Hi, right now I'm running an Apache2 server on the newest Ubuntu, Subversion is running through Apache2. I had SSL running with my own certificate I created using this site: http://alephzarro.com/blog/2007/01/07/installation-of-subversion-on-ubuntu-with-apache-ssl-and-basicauth/

My boss just gave me an official company certificate to put in there instead and here were the instructions that came with that:

http://www.digicert.com/ssl-certificate-installation-apache.htm

If I take out the lines that I wrote using the first example and put in the ones from the second example the server just fails to load.

The virtual host code is located in the file I created in the first example still, I just inserted the new SSL stuff and removed the old. Any ideas? thanks for any help in advance.

Any error messages?

tail /var/log/apache2/error.log

Are you sure it's not waiting for you to enter a password?

I'll check, give me a minute.

"Unable to configure RSA server private key"

and also had something else about a key mismatch.

About to leave work in a few minutes so whatever you can leave my I'll reply to tomorrow, thanks for your time.

I looked up the error on the internet and it says I need to create an RSA key for this specific certificate. We got this special certificate off the internet so how do I create a key to go with a certificate that is already created? if indeed that is the case? And what does CSR stand for? Sorry I'm new to this.

I looked up the error on the internet and it says I need to create an RSA key for this specific certificate. We got this special certificate off the internet so how do I create a key to go with a certificate that is already created? if indeed that is the case? And what does CSR stand for? Sorry I'm new to this.


SSLCertificateKeyFile should be the key file generated when you created the CSR.

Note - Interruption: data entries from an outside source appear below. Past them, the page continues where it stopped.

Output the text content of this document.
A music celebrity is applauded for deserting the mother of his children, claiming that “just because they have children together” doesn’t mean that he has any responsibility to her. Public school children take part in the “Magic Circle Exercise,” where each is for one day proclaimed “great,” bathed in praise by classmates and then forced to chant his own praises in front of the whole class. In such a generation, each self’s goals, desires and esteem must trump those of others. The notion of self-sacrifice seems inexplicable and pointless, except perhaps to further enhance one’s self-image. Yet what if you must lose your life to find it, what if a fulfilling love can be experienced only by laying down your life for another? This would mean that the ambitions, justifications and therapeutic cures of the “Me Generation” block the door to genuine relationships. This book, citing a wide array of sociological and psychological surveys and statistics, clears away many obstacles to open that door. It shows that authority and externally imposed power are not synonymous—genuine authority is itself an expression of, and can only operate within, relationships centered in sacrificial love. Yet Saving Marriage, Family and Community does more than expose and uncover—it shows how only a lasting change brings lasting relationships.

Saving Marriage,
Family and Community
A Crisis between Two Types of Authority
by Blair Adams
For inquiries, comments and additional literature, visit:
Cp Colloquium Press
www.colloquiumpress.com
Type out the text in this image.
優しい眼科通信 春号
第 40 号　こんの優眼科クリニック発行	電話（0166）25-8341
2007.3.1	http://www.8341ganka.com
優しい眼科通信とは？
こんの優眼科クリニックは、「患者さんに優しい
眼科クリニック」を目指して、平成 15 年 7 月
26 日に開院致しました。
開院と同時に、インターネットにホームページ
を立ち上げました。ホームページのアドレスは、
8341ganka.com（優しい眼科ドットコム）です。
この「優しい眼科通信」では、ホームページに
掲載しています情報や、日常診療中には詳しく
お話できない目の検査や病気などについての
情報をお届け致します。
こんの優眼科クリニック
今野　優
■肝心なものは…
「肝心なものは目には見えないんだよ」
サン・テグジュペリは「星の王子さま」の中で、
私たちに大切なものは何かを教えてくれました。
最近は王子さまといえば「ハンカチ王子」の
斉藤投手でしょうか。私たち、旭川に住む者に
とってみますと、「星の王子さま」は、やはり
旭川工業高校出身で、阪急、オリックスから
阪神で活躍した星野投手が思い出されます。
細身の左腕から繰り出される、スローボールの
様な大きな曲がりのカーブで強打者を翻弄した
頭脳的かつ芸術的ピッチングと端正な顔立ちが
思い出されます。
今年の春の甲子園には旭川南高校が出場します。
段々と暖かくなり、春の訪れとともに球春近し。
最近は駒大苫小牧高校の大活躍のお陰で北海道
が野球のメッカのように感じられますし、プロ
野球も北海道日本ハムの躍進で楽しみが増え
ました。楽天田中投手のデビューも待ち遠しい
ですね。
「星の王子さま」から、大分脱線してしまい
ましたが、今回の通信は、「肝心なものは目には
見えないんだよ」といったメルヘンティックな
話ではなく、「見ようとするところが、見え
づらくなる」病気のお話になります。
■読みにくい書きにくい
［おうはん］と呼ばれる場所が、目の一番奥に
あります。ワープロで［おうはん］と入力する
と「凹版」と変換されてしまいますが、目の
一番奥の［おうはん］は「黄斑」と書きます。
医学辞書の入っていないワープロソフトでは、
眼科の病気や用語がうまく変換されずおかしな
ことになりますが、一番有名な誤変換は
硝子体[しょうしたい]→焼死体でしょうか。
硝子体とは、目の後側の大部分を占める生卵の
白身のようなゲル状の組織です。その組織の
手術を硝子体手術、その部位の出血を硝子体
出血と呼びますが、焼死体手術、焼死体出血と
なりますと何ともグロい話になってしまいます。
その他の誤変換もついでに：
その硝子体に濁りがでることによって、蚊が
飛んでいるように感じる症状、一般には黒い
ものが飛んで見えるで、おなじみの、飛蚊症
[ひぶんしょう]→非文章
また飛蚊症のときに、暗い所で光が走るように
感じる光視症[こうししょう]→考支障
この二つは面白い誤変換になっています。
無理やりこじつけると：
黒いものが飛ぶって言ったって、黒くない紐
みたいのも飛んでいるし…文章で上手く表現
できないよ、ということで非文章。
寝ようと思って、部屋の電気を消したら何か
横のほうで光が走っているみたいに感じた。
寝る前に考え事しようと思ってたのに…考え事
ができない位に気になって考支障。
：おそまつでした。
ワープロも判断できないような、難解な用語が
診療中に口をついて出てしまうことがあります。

The CSR is a "certificate signature request". It is what you would have sent to the certificate authority before they issued your signed certificate. The RSA key should have been created along with the CSR.

The CSR is a "certificate signature request". It is what you would have sent to the certificate authority before they issued your signed certificate. The RSA key should have been created along with the CSR.

Alright, I should probably have to snag that from my boss then because it was not given to me. Thanks. I'll post back if and when it works thanks for your help.

Well my boss says I shouldn't need the key, something to do with a wildcard, but the install instructions from the site he got the certificate generated from say to use they key. Who do you think is right?

Also, I have no idea what a wildcard is relating to this or how it would work.

What he might have meant was that the private key has been combined with the certificate. Of course, if he did then he shouldn't have mentioned the word 'wildcard' so perhaps he's actually talking out of his **** (don't tell him that though ;)).

You can check by looking in your certificate - if it is just the signed cert it'll only have a BEGIN CERTIFICATE section, if both it'll also have a BEGIN RSA PRIVATE KEY section too.

Apache needs both - whether that be from one file (referenced by the SSLCertificateFile directive) or separate (referenced by SSLCerficateFile and SSLCertificateKeyFile).

Mathew

What he might have meant was that the private key has been combined with the certificate. Of course, if he did then he shouldn't have mentioned the word 'wildcard' so perhaps he's actually talking out of his **** (don't tell him that though ;)).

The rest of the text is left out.